New competitive arena
New fintech companies have already proved that it’s possible to deliver reliable solutions with a novel and lower cost-base thanks to technology.
“The work that has been done so far doesn’t give the businesses a big boost in turnover or affect costs significantly. There is significant business potential in personalising the entire customer journey,” Falkenberg suggests.
Of course, this requires the digital changes to run deep into the core business. While there is no silver bullet, strong and validated methods and platforms are available.
“In many cases, it will also be beneficial for financial institutions to use third-party platforms to reduce their costs and offer better customer experiences – before, during, and after they become customers… while getting rid of many IT-related issues,” says Falkenberg.
As the financial world continues to open through the European Union’s revised payment service directive (PSD2), the need for financial institutions to deliver personalised and proactive services is becoming increasingly urgent. That is because the PSD2 allows customers to do even more shopping around for financial providers, not to mention non-financial providers after their financial needs have been met.
Once established companies manage to personalise their customer journey cost-effectively, PSD2 opens up excellent business potential.

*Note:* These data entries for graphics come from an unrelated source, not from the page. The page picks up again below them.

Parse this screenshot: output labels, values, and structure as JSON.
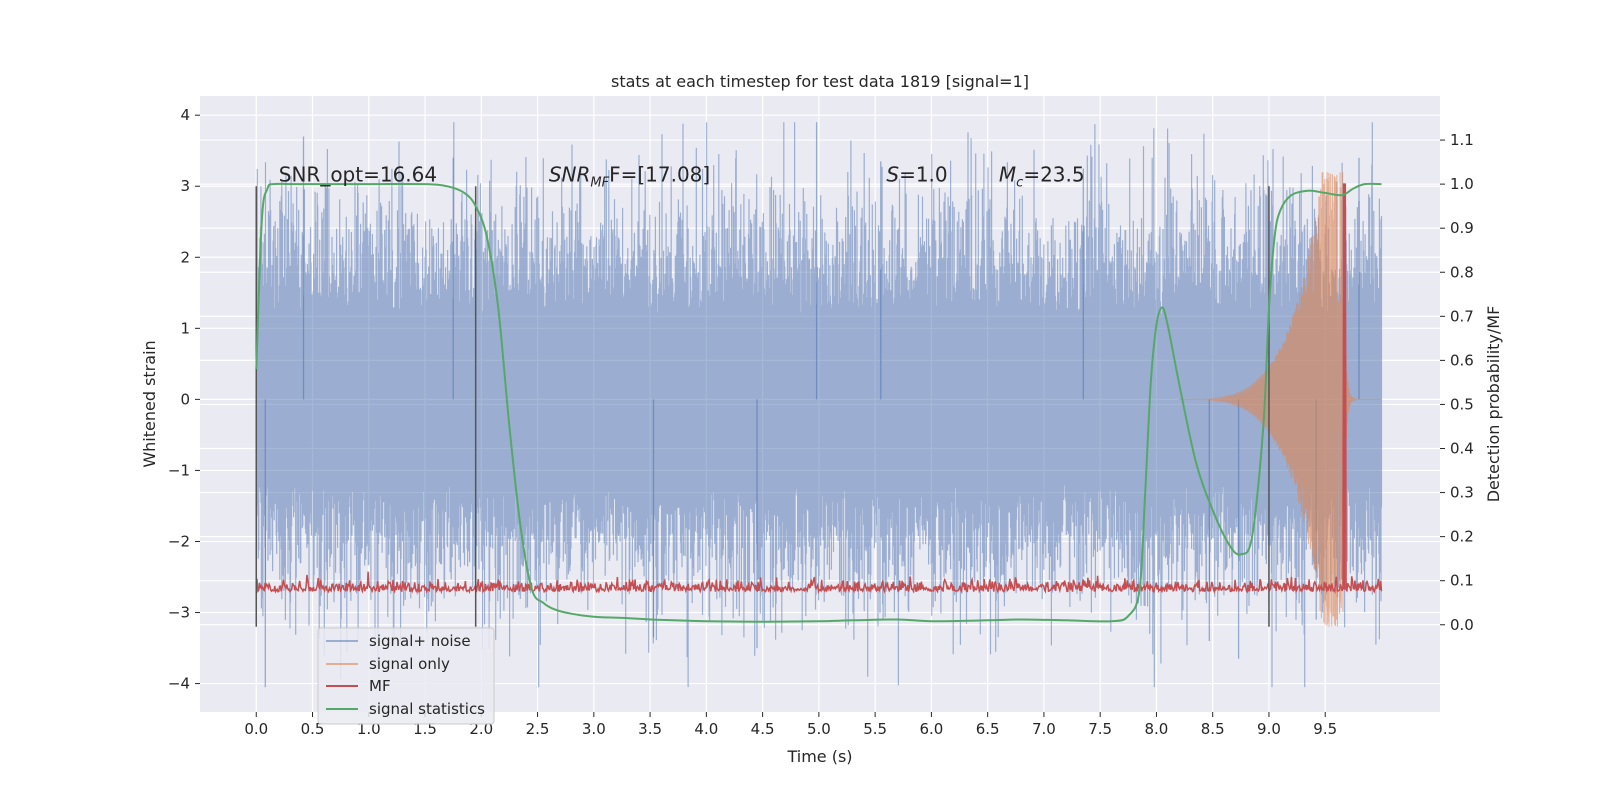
{
  "chart_data": {
    "type": "line",
    "title": "stats at each timestep for test data 1819 [signal=1]",
    "xlabel": "Time (s)",
    "ylabel": "Whitened strain",
    "y2label": "Detection probability/MF",
    "xlim": [
      -0.5,
      10.52
    ],
    "ylim": [
      -4.4,
      4.27
    ],
    "y2lim": [
      -0.198,
      1.2
    ],
    "xticks": [
      "0.0",
      "0.5",
      "1.0",
      "1.5",
      "2.0",
      "2.5",
      "3.0",
      "3.5",
      "4.0",
      "4.5",
      "5.0",
      "5.5",
      "6.0",
      "6.5",
      "7.0",
      "7.5",
      "8.0",
      "8.5",
      "9.0",
      "9.5"
    ],
    "yticks": [
      "−4",
      "−3",
      "−2",
      "−1",
      "0",
      "1",
      "2",
      "3",
      "4"
    ],
    "y2ticks": [
      "0.0",
      "0.1",
      "0.2",
      "0.3",
      "0.4",
      "0.5",
      "0.6",
      "0.7",
      "0.8",
      "0.9",
      "1.0",
      "1.1"
    ],
    "grid": true,
    "legend_position": "bottom-left",
    "colors": {
      "background": "#eaeaf2",
      "noise": "#4c72b0",
      "signal": "#dd8452",
      "mf": "#c44e52",
      "stat": "#55a868",
      "vline": "#555555"
    },
    "series": [
      {
        "name": "signal+ noise",
        "x_range": [
          0,
          10
        ],
        "envelope_description_values": {
          "typical_abs_max": 2.8,
          "min": -4.05,
          "max": 3.9
        }
      },
      {
        "name": "signal only",
        "chirp_start": 8.2,
        "chirp_peak_time": 9.66,
        "chirp_peak_amplitude": 3.2
      },
      {
        "name": "MF",
        "baseline": 0.08,
        "peak_time": 9.67,
        "peak_value": 1.0
      },
      {
        "name": "signal statistics",
        "x": [
          0.0,
          0.05,
          0.1,
          0.15,
          0.3,
          0.5,
          1.0,
          1.5,
          1.7,
          1.85,
          1.95,
          2.05,
          2.15,
          2.25,
          2.35,
          2.45,
          2.55,
          2.65,
          2.8,
          3.0,
          3.3,
          3.6,
          4.0,
          4.5,
          5.0,
          5.3,
          5.7,
          6.0,
          6.5,
          6.8,
          7.2,
          7.6,
          7.75,
          7.85,
          7.9,
          7.95,
          8.0,
          8.05,
          8.1,
          8.2,
          8.35,
          8.5,
          8.65,
          8.75,
          8.85,
          8.95,
          9.0,
          9.05,
          9.1,
          9.2,
          9.35,
          9.5,
          9.65,
          9.75,
          9.85,
          10.0
        ],
        "y": [
          0.58,
          0.92,
          0.99,
          1.0,
          1.0,
          1.0,
          1.0,
          1.0,
          0.995,
          0.98,
          0.95,
          0.88,
          0.72,
          0.45,
          0.22,
          0.08,
          0.05,
          0.035,
          0.025,
          0.018,
          0.015,
          0.011,
          0.008,
          0.007,
          0.008,
          0.01,
          0.012,
          0.008,
          0.01,
          0.012,
          0.01,
          0.008,
          0.02,
          0.08,
          0.3,
          0.55,
          0.68,
          0.72,
          0.68,
          0.55,
          0.37,
          0.26,
          0.18,
          0.16,
          0.2,
          0.45,
          0.72,
          0.88,
          0.94,
          0.975,
          0.985,
          0.98,
          0.975,
          0.99,
          1.0,
          1.0
        ]
      }
    ],
    "vlines_x": [
      0.0,
      1.95,
      9.0
    ],
    "vlines_range": [
      -3.2,
      3.0
    ],
    "annotations": [
      {
        "id": "snr_opt",
        "x": 0.2,
        "y": 3.07,
        "text": "SNR_opt=16.64"
      },
      {
        "id": "snr_mf",
        "x": 2.6,
        "y": 3.07,
        "text_prefix": "SNR",
        "text_sub": "MF",
        "text_suffix": "F=[17.08]"
      },
      {
        "id": "s_value",
        "x": 5.6,
        "y": 3.07,
        "text_prefix": "S",
        "text_suffix": "=1.0"
      },
      {
        "id": "mc_value",
        "x": 6.6,
        "y": 3.07,
        "text_prefix": "M",
        "text_sub": "c",
        "text_suffix": "=23.5"
      }
    ]
  }
}
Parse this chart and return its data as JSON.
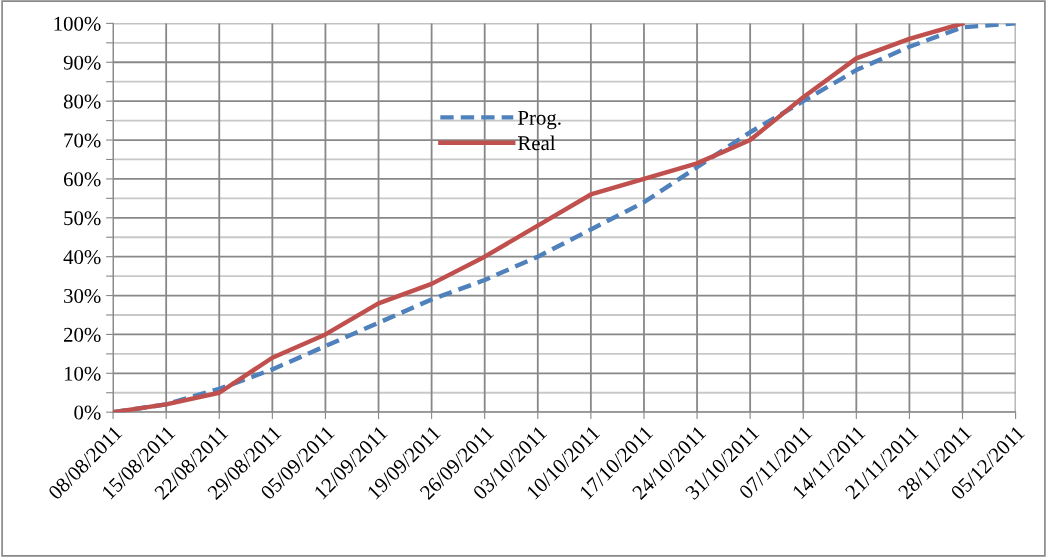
{
  "chart_data": {
    "type": "line",
    "x": [
      "2011-08-08",
      "2011-08-15",
      "2011-08-22",
      "2011-08-29",
      "2011-09-05",
      "2011-09-12",
      "2011-09-19",
      "2011-09-26",
      "2011-10-03",
      "2011-10-10",
      "2011-10-17",
      "2011-10-24",
      "2011-10-31",
      "2011-11-07",
      "2011-11-14",
      "2011-11-21",
      "2011-11-28",
      "2011-12-05"
    ],
    "series": [
      {
        "name": "Prog.",
        "color": "#4f81bd",
        "line_style": "dashed",
        "values": [
          0,
          2,
          6,
          11,
          17,
          23,
          29,
          34,
          40,
          47,
          54,
          63,
          72,
          80,
          88,
          94,
          99,
          100
        ]
      },
      {
        "name": "Real",
        "color": "#c0504d",
        "line_style": "solid",
        "values": [
          0,
          2,
          5,
          14,
          20,
          28,
          33,
          40,
          48,
          56,
          60,
          64,
          70,
          81,
          91,
          96,
          100,
          null
        ]
      }
    ],
    "xlim": [
      "2011-08-08",
      "2011-12-05"
    ],
    "xticks": [
      {
        "value": "2011-08-08",
        "label": "08/08/2011"
      },
      {
        "value": "2011-08-15",
        "label": "15/08/2011"
      },
      {
        "value": "2011-08-22",
        "label": "22/08/2011"
      },
      {
        "value": "2011-08-29",
        "label": "29/08/2011"
      },
      {
        "value": "2011-09-05",
        "label": "05/09/2011"
      },
      {
        "value": "2011-09-12",
        "label": "12/09/2011"
      },
      {
        "value": "2011-09-19",
        "label": "19/09/2011"
      },
      {
        "value": "2011-09-26",
        "label": "26/09/2011"
      },
      {
        "value": "2011-10-03",
        "label": "03/10/2011"
      },
      {
        "value": "2011-10-10",
        "label": "10/10/2011"
      },
      {
        "value": "2011-10-17",
        "label": "17/10/2011"
      },
      {
        "value": "2011-10-24",
        "label": "24/10/2011"
      },
      {
        "value": "2011-10-31",
        "label": "31/10/2011"
      },
      {
        "value": "2011-11-07",
        "label": "07/11/2011"
      },
      {
        "value": "2011-11-14",
        "label": "14/11/2011"
      },
      {
        "value": "2011-11-21",
        "label": "21/11/2011"
      },
      {
        "value": "2011-11-28",
        "label": "28/11/2011"
      },
      {
        "value": "2011-12-05",
        "label": "05/12/2011"
      }
    ],
    "ylim": [
      0,
      100
    ],
    "yticks": [
      {
        "value": 0,
        "label": "0%"
      },
      {
        "value": 5,
        "label": null
      },
      {
        "value": 10,
        "label": "10%"
      },
      {
        "value": 15,
        "label": null
      },
      {
        "value": 20,
        "label": "20%"
      },
      {
        "value": 25,
        "label": null
      },
      {
        "value": 30,
        "label": "30%"
      },
      {
        "value": 35,
        "label": null
      },
      {
        "value": 40,
        "label": "40%"
      },
      {
        "value": 45,
        "label": null
      },
      {
        "value": 50,
        "label": "50%"
      },
      {
        "value": 55,
        "label": null
      },
      {
        "value": 60,
        "label": "60%"
      },
      {
        "value": 65,
        "label": null
      },
      {
        "value": 70,
        "label": "70%"
      },
      {
        "value": 75,
        "label": null
      },
      {
        "value": 80,
        "label": "80%"
      },
      {
        "value": 85,
        "label": null
      },
      {
        "value": 90,
        "label": "90%"
      },
      {
        "value": 95,
        "label": null
      },
      {
        "value": 100,
        "label": "100%"
      }
    ],
    "grid": true,
    "legend": "top",
    "marker": "none"
  }
}
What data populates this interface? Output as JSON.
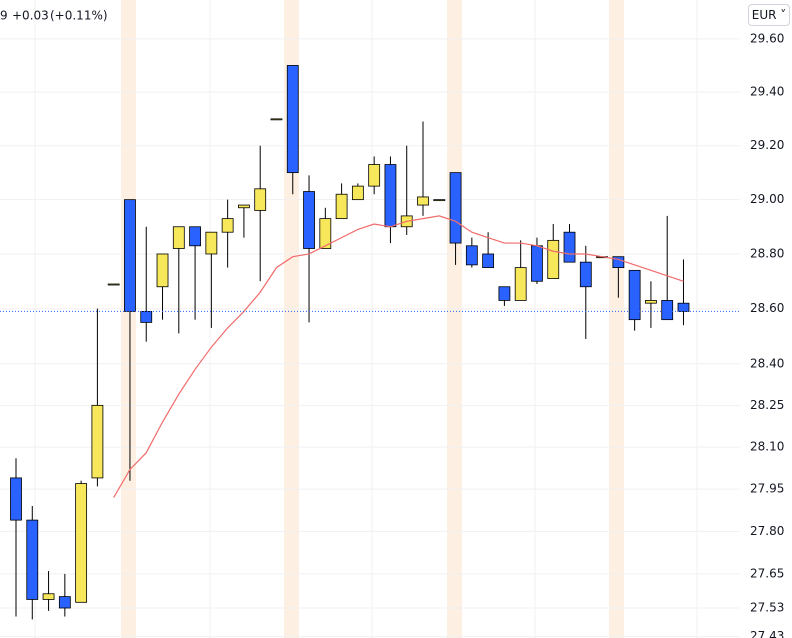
{
  "header": {
    "price_fragment": "9",
    "change": "+0.03",
    "change_percent": "(+0.11%)",
    "currency": "EUR"
  },
  "chart_data": {
    "type": "candlestick",
    "log_scale": true,
    "grid": true,
    "up_color": "#f7e75a",
    "down_color": "#2962ff",
    "open": [
      27.99,
      27.84,
      27.56,
      27.57,
      27.55,
      27.99,
      28.69,
      29.0,
      28.59,
      28.68,
      28.82,
      28.9,
      28.8,
      28.88,
      28.97,
      28.96,
      29.3,
      29.5,
      29.03,
      28.82,
      28.93,
      29.0,
      29.05,
      29.13,
      28.9,
      28.98,
      29.0,
      29.1,
      28.83,
      28.8,
      28.68,
      28.63,
      28.83,
      28.71,
      28.88,
      28.77,
      28.79,
      28.79,
      28.74,
      28.62,
      28.63,
      28.62
    ],
    "high": [
      28.06,
      27.89,
      27.66,
      27.65,
      27.98,
      28.6,
      28.69,
      29.0,
      28.9,
      28.8,
      28.9,
      28.9,
      28.88,
      29.0,
      28.98,
      29.2,
      29.3,
      29.5,
      29.09,
      28.97,
      29.06,
      29.06,
      29.16,
      29.16,
      29.2,
      29.29,
      29.0,
      29.1,
      28.86,
      28.88,
      28.68,
      28.85,
      28.86,
      28.91,
      28.91,
      28.83,
      28.79,
      28.79,
      28.74,
      28.7,
      28.94,
      28.78
    ],
    "low": [
      27.5,
      27.49,
      27.52,
      27.5,
      27.55,
      27.96,
      28.69,
      27.98,
      28.48,
      28.56,
      28.51,
      28.56,
      28.53,
      28.75,
      28.86,
      28.7,
      29.3,
      29.02,
      28.55,
      28.82,
      28.93,
      29.0,
      29.02,
      28.84,
      28.87,
      28.94,
      29.0,
      28.76,
      28.75,
      28.75,
      28.61,
      28.63,
      28.69,
      28.71,
      28.77,
      28.49,
      28.79,
      28.64,
      28.52,
      28.53,
      28.56,
      28.54
    ],
    "close": [
      27.84,
      27.56,
      27.58,
      27.53,
      27.97,
      28.25,
      28.69,
      28.59,
      28.55,
      28.8,
      28.9,
      28.83,
      28.88,
      28.93,
      28.98,
      29.04,
      29.3,
      29.1,
      28.82,
      28.93,
      29.02,
      29.05,
      29.13,
      28.9,
      28.94,
      29.01,
      29.0,
      28.84,
      28.76,
      28.75,
      28.63,
      28.75,
      28.7,
      28.85,
      28.77,
      28.68,
      28.79,
      28.75,
      28.56,
      28.63,
      28.56,
      28.59
    ],
    "moving_average": {
      "color": "#f26b6b",
      "values": [
        null,
        null,
        null,
        null,
        null,
        null,
        27.92,
        28.02,
        28.08,
        28.19,
        28.29,
        28.38,
        28.46,
        28.53,
        28.59,
        28.66,
        28.75,
        28.79,
        28.8,
        28.83,
        28.86,
        28.89,
        28.91,
        28.9,
        28.92,
        28.93,
        28.94,
        28.92,
        28.88,
        28.86,
        28.84,
        28.84,
        28.83,
        28.81,
        28.8,
        28.8,
        28.79,
        28.78,
        28.76,
        28.74,
        28.72,
        28.7
      ]
    },
    "last_price": 28.59,
    "ylim": [
      27.425,
      29.747
    ],
    "yticks": [
      {
        "value": 29.6,
        "label": "29.60"
      },
      {
        "value": 29.4,
        "label": "29.40"
      },
      {
        "value": 29.2,
        "label": "29.20"
      },
      {
        "value": 29.0,
        "label": "29.00"
      },
      {
        "value": 28.8,
        "label": "28.80"
      },
      {
        "value": 28.6,
        "label": "28.60"
      },
      {
        "value": 28.4,
        "label": "28.40"
      },
      28.25,
      {
        "value": 28.1,
        "label": "28.10"
      },
      27.95,
      {
        "value": 27.8,
        "label": "27.80"
      },
      27.65,
      27.53,
      27.43
    ]
  }
}
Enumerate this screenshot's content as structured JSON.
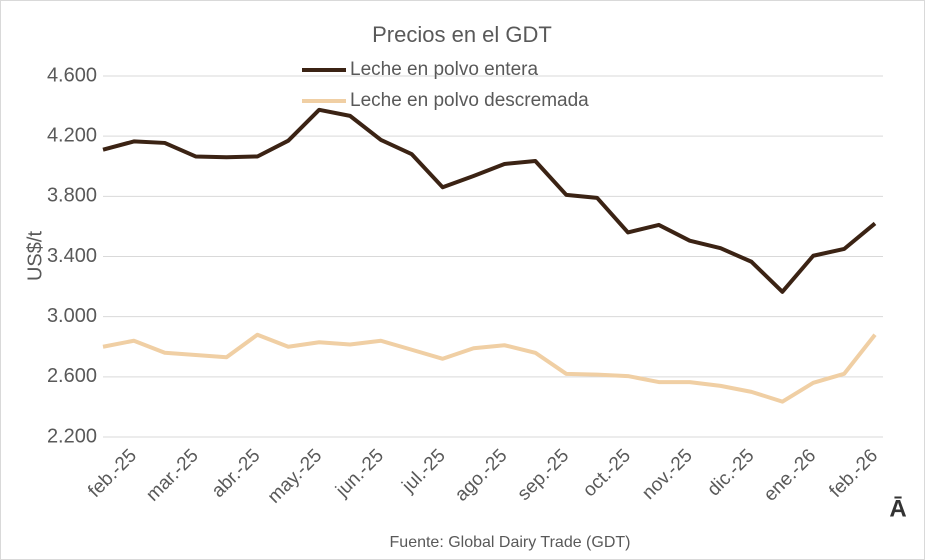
{
  "chart_data": {
    "type": "line",
    "title": "Precios en el GDT",
    "y_label": "US$/t",
    "source": "Fuente: Global Dairy Trade (GDT)",
    "corner_mark": "Ā",
    "categories": [
      null,
      "feb.-25",
      null,
      "mar.-25",
      null,
      "abr.-25",
      null,
      "may.-25",
      null,
      "jun.-25",
      null,
      "jul.-25",
      null,
      "ago.-25",
      null,
      "sep.-25",
      null,
      "oct.-25",
      null,
      "nov.-25",
      null,
      "dic.-25",
      null,
      "ene.-26",
      null,
      "feb.-26"
    ],
    "series": [
      {
        "name": "Leche en polvo entera",
        "color": "#3b2314",
        "values": [
          4110,
          4165,
          4155,
          4065,
          4060,
          4065,
          4170,
          4375,
          4335,
          4175,
          4080,
          3860,
          3935,
          4015,
          4035,
          3810,
          3790,
          3560,
          3610,
          3505,
          3455,
          3365,
          3165,
          3405,
          3450,
          3620
        ]
      },
      {
        "name": "Leche en polvo descremada",
        "color": "#f0cfa4",
        "values": [
          2800,
          2840,
          2760,
          2745,
          2730,
          2880,
          2800,
          2830,
          2815,
          2840,
          2780,
          2720,
          2790,
          2810,
          2760,
          2620,
          2615,
          2605,
          2565,
          2565,
          2540,
          2500,
          2435,
          2560,
          2620,
          2880
        ]
      }
    ],
    "ylim": [
      2200,
      4600
    ],
    "yticks": [
      {
        "value": 2200,
        "label": "2.200"
      },
      {
        "value": 2600,
        "label": "2.600"
      },
      {
        "value": 3000,
        "label": "3.000"
      },
      {
        "value": 3400,
        "label": "3.400"
      },
      {
        "value": 3800,
        "label": "3.800"
      },
      {
        "value": 4200,
        "label": "4.200"
      },
      {
        "value": 4600,
        "label": "4.600"
      }
    ],
    "grid": true
  }
}
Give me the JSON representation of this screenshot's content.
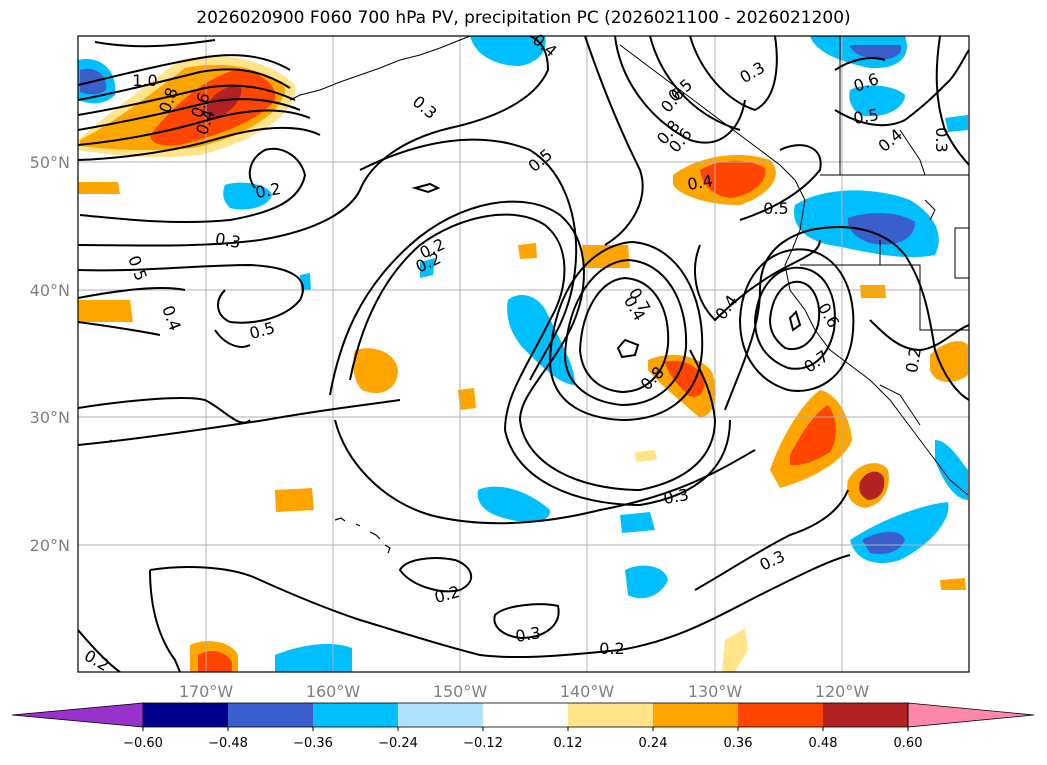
{
  "title": "2026020900 F060 700 hPa PV, precipitation PC (2026021100 - 2026021200)",
  "map": {
    "lon_labels": [
      "170°W",
      "160°W",
      "150°W",
      "140°W",
      "130°W",
      "120°W"
    ],
    "lat_labels": [
      "50°N",
      "40°N",
      "30°N",
      "20°N"
    ]
  },
  "contour_labels": [
    "1.0",
    "0.8",
    "0.6",
    "0.4",
    "0.3",
    "0.2",
    "0.3",
    "0.5",
    "0.4",
    "0.5",
    "0.4",
    "0.5",
    "0.2",
    "0.2",
    "0.5",
    "0.6",
    "0.8",
    "0.6",
    "0.7",
    "0.4",
    "0.8",
    "0.4",
    "0.3",
    "0.6",
    "0.5",
    "0.4",
    "0.3",
    "0.5",
    "0.4",
    "0.6",
    "0.7",
    "0.2",
    "0.3",
    "0.3",
    "0.2",
    "0.3",
    "0.2",
    "0.2"
  ],
  "colorbar": {
    "labels": [
      "−0.60",
      "−0.48",
      "−0.36",
      "−0.24",
      "−0.12",
      "0.12",
      "0.24",
      "0.36",
      "0.48",
      "0.60"
    ],
    "colors": [
      "#9932cc",
      "#00008b",
      "#3a5fcd",
      "#00bfff",
      "#b0e2ff",
      "#ffffff",
      "#ffe48a",
      "#ffa500",
      "#ff4500",
      "#b22222",
      "#ff88aa"
    ]
  }
}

“With the many digital initiatives that have already been created, we can see that financial institutions have begun to regroup and use the experience to address the root of the problem; namely, optimising the entire customer journey in the core business by using new technology – instead of having new technology running next to the core business. It’s those initiatives that can change the business significantly, and that is what is needed to challenge new players,” Falkenberg concludes.